Lab 10 Networking Part 1

Complete the implementation of the E1000 networking driver

Background

We will be using a virtual network device called the E1000 to handle network communication. To xv6 (and the driver you write), the E1000 looks like a real piece of hardware connected to a real Ethernet local area network (LAN). But in reality, the E1000 your driver will talk to is an emulation provided by qemu, connected to a LAN that is also emulated by qemu. On this LAN, xv6 (the “guest”) has an IP address of 10.0.2.15. The only other (emulated) computer on the LAN has IP address 10.0.2.2. qemu arranges that when xv6 uses the E1000 to send a packet to 10.0.2.2, it’s really delivered to the appropriate application on the (real) computer on which you’re running qemu (the “host”).

Testing code is setup sending packets to:

// 10.0.2.2, which qemu remaps to the external host,
// i.e. the machine you’re running qemu on.
dst = (10 << 24) | (0 << 16) | (2 << 8) | (2 << 0);

Task: Network Device Driver

Lab: networking In this part of the assignment, you will complete the implementation of the E1000 networking driver. So far, code has been provided to discover and initialize the device, and to handle interrupts, but not to send and receive packets.

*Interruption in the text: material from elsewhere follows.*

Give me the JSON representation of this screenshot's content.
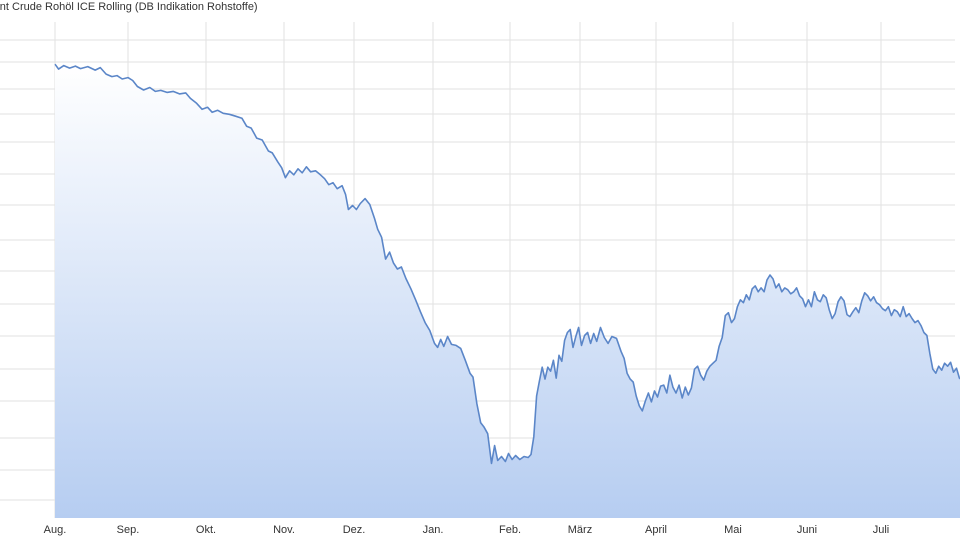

Browse Intel’s Software Developer's Manual for the E1000. This manual covers several closely related Ethernet controllers. QEMU emulates the 82540EM. You should skim over chapter 2 now to get a feel for the device. To write your driver, you’ll need to be familiar with chapters 3 and 14, as well as 4.1 (though not 4.1’s subsections). You’ll also need to use chapter 13 as reference. The other chapters mostly cover components of the E1000 that your driver won’t have to interact with. Don’t worry about the details right now; just get a feel for how the document is structured so you can find things later. Keep in mind that the E1000 has many advanced features, but you can ignore most of these. Only a small set of basic features is needed to complete the lab assignment.

Your Job

Your job is to implement support for sending and receiving packets. You’ll need to fill in the missing section in e1000_recv() and e1000_transmit(), both in kernel/e1000.c.

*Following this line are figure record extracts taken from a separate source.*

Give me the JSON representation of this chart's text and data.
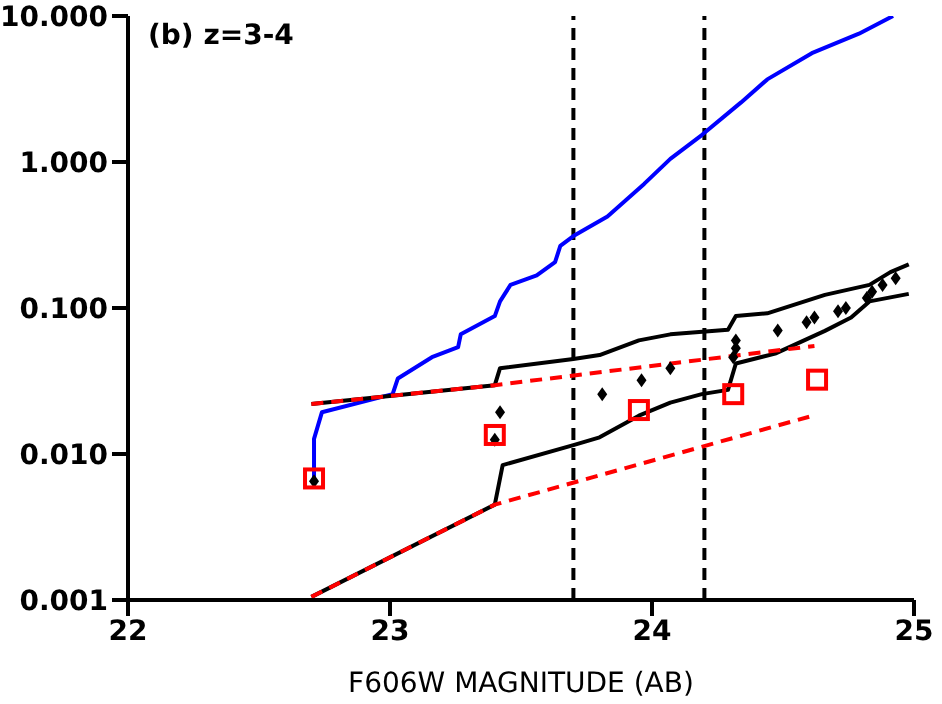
{
  "chart_data": {
    "type": "line",
    "xlabel": "F606W MAGNITUDE (AB)",
    "annotations": [
      "(b) z=3-4"
    ],
    "log": "y",
    "xlim": [
      22,
      25
    ],
    "xticks": [
      22,
      23,
      24,
      25
    ],
    "ylim": [
      0.001,
      10
    ],
    "yticks": [
      {
        "value": 0.001,
        "label": "0.001"
      },
      {
        "value": 0.01,
        "label": "0.010"
      },
      {
        "value": 0.1,
        "label": "0.100"
      },
      {
        "value": 1,
        "label": "1.000"
      },
      {
        "value": 10,
        "label": "10.000"
      }
    ],
    "grid": false,
    "ref_lines": [
      {
        "axis": "x",
        "value": 23.7,
        "color": "#000000",
        "line_style": "dashed"
      },
      {
        "axis": "x",
        "value": 24.2,
        "color": "#000000",
        "line_style": "dashed"
      }
    ],
    "series": [
      {
        "color": "#0000ff",
        "line_style": "solid",
        "marker": "none",
        "x": [
          22.71,
          22.71,
          22.74,
          23.01,
          23.03,
          23.16,
          23.26,
          23.27,
          23.4,
          23.42,
          23.46,
          23.56,
          23.63,
          23.65,
          23.7,
          23.83,
          23.9,
          23.97,
          24.07,
          24.19,
          24.34,
          24.44,
          24.61,
          24.79,
          24.92
        ],
        "values": [
          0.0065,
          0.0127,
          0.0193,
          0.0257,
          0.0329,
          0.046,
          0.054,
          0.066,
          0.088,
          0.111,
          0.144,
          0.167,
          0.206,
          0.266,
          0.311,
          0.424,
          0.547,
          0.708,
          1.05,
          1.53,
          2.56,
          3.68,
          5.56,
          7.57,
          10
        ]
      },
      {
        "color": "#000000",
        "line_style": "solid",
        "marker": "none",
        "x": [
          22.7,
          23.4,
          23.42,
          23.7,
          23.8,
          23.95,
          24.07,
          24.29,
          24.32,
          24.44,
          24.66,
          24.83,
          24.91,
          24.98
        ],
        "values": [
          0.022,
          0.0296,
          0.0387,
          0.0448,
          0.0476,
          0.06,
          0.066,
          0.071,
          0.088,
          0.092,
          0.123,
          0.144,
          0.176,
          0.199
        ]
      },
      {
        "color": "#000000",
        "line_style": "solid",
        "marker": "none",
        "x": [
          22.7,
          23.4,
          23.43,
          23.7,
          23.8,
          23.95,
          24.07,
          24.19,
          24.29,
          24.32,
          24.47,
          24.66,
          24.76,
          24.83,
          24.98
        ],
        "values": [
          0.00105,
          0.0045,
          0.0084,
          0.0115,
          0.013,
          0.0183,
          0.0225,
          0.0257,
          0.0275,
          0.0417,
          0.0487,
          0.0697,
          0.086,
          0.111,
          0.125
        ]
      },
      {
        "color": "#ff0000",
        "line_style": "dashed",
        "marker": "none",
        "x": [
          22.7,
          23.4,
          24.62
        ],
        "values": [
          0.022,
          0.0296,
          0.055
        ]
      },
      {
        "color": "#ff0000",
        "line_style": "dashed",
        "marker": "none",
        "x": [
          22.7,
          23.4,
          24.6
        ],
        "values": [
          0.00105,
          0.0045,
          0.018
        ]
      },
      {
        "type": "scatter",
        "color": "#000000",
        "marker": "diamond",
        "x": [
          22.71,
          23.4,
          23.42,
          23.81,
          23.96,
          24.07,
          24.31,
          24.32,
          24.32,
          24.48,
          24.59,
          24.62,
          24.71,
          24.74,
          24.82,
          24.84,
          24.88,
          24.93
        ],
        "values": [
          0.0065,
          0.0125,
          0.0193,
          0.0257,
          0.032,
          0.0387,
          0.046,
          0.053,
          0.06,
          0.07,
          0.08,
          0.086,
          0.095,
          0.1,
          0.117,
          0.129,
          0.144,
          0.16
        ]
      },
      {
        "type": "scatter",
        "color": "#ff0000",
        "marker": "square",
        "x": [
          22.71,
          23.4,
          23.95,
          24.31,
          24.63
        ],
        "values": [
          0.0068,
          0.0135,
          0.02,
          0.0257,
          0.0323
        ]
      }
    ]
  }
}
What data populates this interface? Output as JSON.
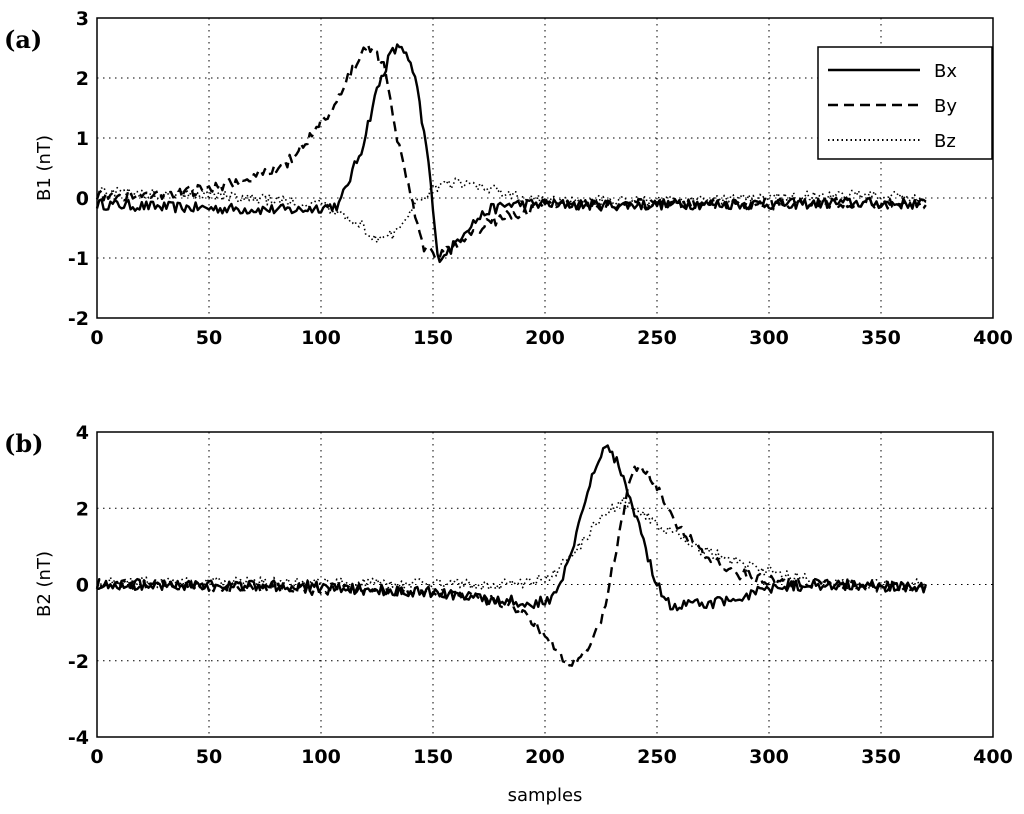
{
  "chart_data": [
    {
      "type": "line",
      "panel_label": "(a)",
      "ylabel": "B1 (nT)",
      "xlabel": "",
      "xlim": [
        0,
        400
      ],
      "ylim": [
        -2,
        3
      ],
      "xticks": [
        0,
        50,
        100,
        150,
        200,
        250,
        300,
        350,
        400
      ],
      "yticks": [
        -2,
        -1,
        0,
        1,
        2,
        3
      ],
      "grid": true,
      "legend_position": "top-right",
      "legend": [
        "Bx",
        "By",
        "Bz"
      ],
      "series": [
        {
          "name": "Bx",
          "style": "solid",
          "x": [
            0,
            30,
            60,
            90,
            108,
            118,
            125,
            131,
            136,
            142,
            148,
            152,
            158,
            165,
            175,
            185,
            200,
            230,
            260,
            300,
            340,
            370
          ],
          "y": [
            -0.1,
            -0.15,
            -0.18,
            -0.2,
            -0.12,
            0.8,
            1.8,
            2.4,
            2.55,
            2.0,
            0.6,
            -1.0,
            -0.85,
            -0.5,
            -0.2,
            -0.1,
            -0.1,
            -0.12,
            -0.1,
            -0.1,
            -0.08,
            -0.1
          ]
        },
        {
          "name": "By",
          "style": "dashed",
          "x": [
            0,
            30,
            50,
            70,
            85,
            95,
            105,
            112,
            118,
            122,
            128,
            134,
            140,
            146,
            152,
            160,
            175,
            200,
            260,
            300,
            340,
            370
          ],
          "y": [
            0.05,
            0.05,
            0.15,
            0.35,
            0.6,
            1.0,
            1.5,
            2.0,
            2.4,
            2.5,
            2.2,
            1.0,
            0.0,
            -0.8,
            -1.0,
            -0.8,
            -0.4,
            -0.12,
            -0.1,
            -0.1,
            -0.08,
            -0.1
          ]
        },
        {
          "name": "Bz",
          "style": "dotted",
          "x": [
            0,
            50,
            100,
            115,
            125,
            132,
            140,
            150,
            160,
            175,
            190,
            200,
            230,
            260,
            300,
            340,
            370
          ],
          "y": [
            0.1,
            0.05,
            -0.1,
            -0.35,
            -0.7,
            -0.6,
            -0.2,
            0.15,
            0.25,
            0.15,
            0.0,
            -0.05,
            -0.05,
            -0.05,
            0.0,
            0.05,
            0.0
          ]
        }
      ]
    },
    {
      "type": "line",
      "panel_label": "(b)",
      "ylabel": "B2 (nT)",
      "xlabel": "samples",
      "xlim": [
        0,
        400
      ],
      "ylim": [
        -4,
        4
      ],
      "xticks": [
        0,
        50,
        100,
        150,
        200,
        250,
        300,
        350,
        400
      ],
      "yticks": [
        -4,
        -2,
        0,
        2,
        4
      ],
      "grid": true,
      "series": [
        {
          "name": "Bx",
          "style": "solid",
          "x": [
            0,
            50,
            100,
            150,
            180,
            195,
            205,
            212,
            218,
            224,
            228,
            234,
            242,
            250,
            256,
            262,
            275,
            290,
            300,
            320,
            350,
            370
          ],
          "y": [
            0.0,
            0.0,
            -0.05,
            -0.2,
            -0.4,
            -0.5,
            -0.3,
            0.8,
            2.2,
            3.3,
            3.6,
            3.0,
            1.5,
            0.0,
            -0.6,
            -0.5,
            -0.5,
            -0.3,
            -0.1,
            0.0,
            0.0,
            -0.1
          ]
        },
        {
          "name": "By",
          "style": "dashed",
          "x": [
            0,
            150,
            185,
            195,
            203,
            210,
            218,
            225,
            232,
            238,
            242,
            250,
            260,
            272,
            285,
            300,
            320,
            370
          ],
          "y": [
            0.0,
            -0.2,
            -0.5,
            -1.0,
            -1.6,
            -2.05,
            -1.8,
            -1.0,
            1.0,
            2.8,
            3.2,
            2.5,
            1.5,
            0.7,
            0.3,
            0.1,
            0.0,
            -0.1
          ]
        },
        {
          "name": "Bz",
          "style": "dotted",
          "x": [
            0,
            100,
            150,
            190,
            205,
            215,
            225,
            235,
            245,
            255,
            270,
            290,
            310,
            340,
            370
          ],
          "y": [
            0.05,
            0.05,
            0.0,
            0.0,
            0.3,
            1.0,
            1.8,
            2.2,
            1.8,
            1.4,
            0.9,
            0.5,
            0.2,
            0.0,
            0.0
          ]
        }
      ]
    }
  ]
}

Both sending and receiving packets is managed by a queue of descriptors that is shared between xv6 and the E1000 in memory. These queues provide pointers to memory locations for the E1000 to DMA (i.e. transfer) packet data. They are implemented as circular arrays, meaning that when the card or the driver reach the end of the array, it wraps back around to the beginning. A common abbreviation is to refer to the receive data structures as RX and the transmit data structures as TX.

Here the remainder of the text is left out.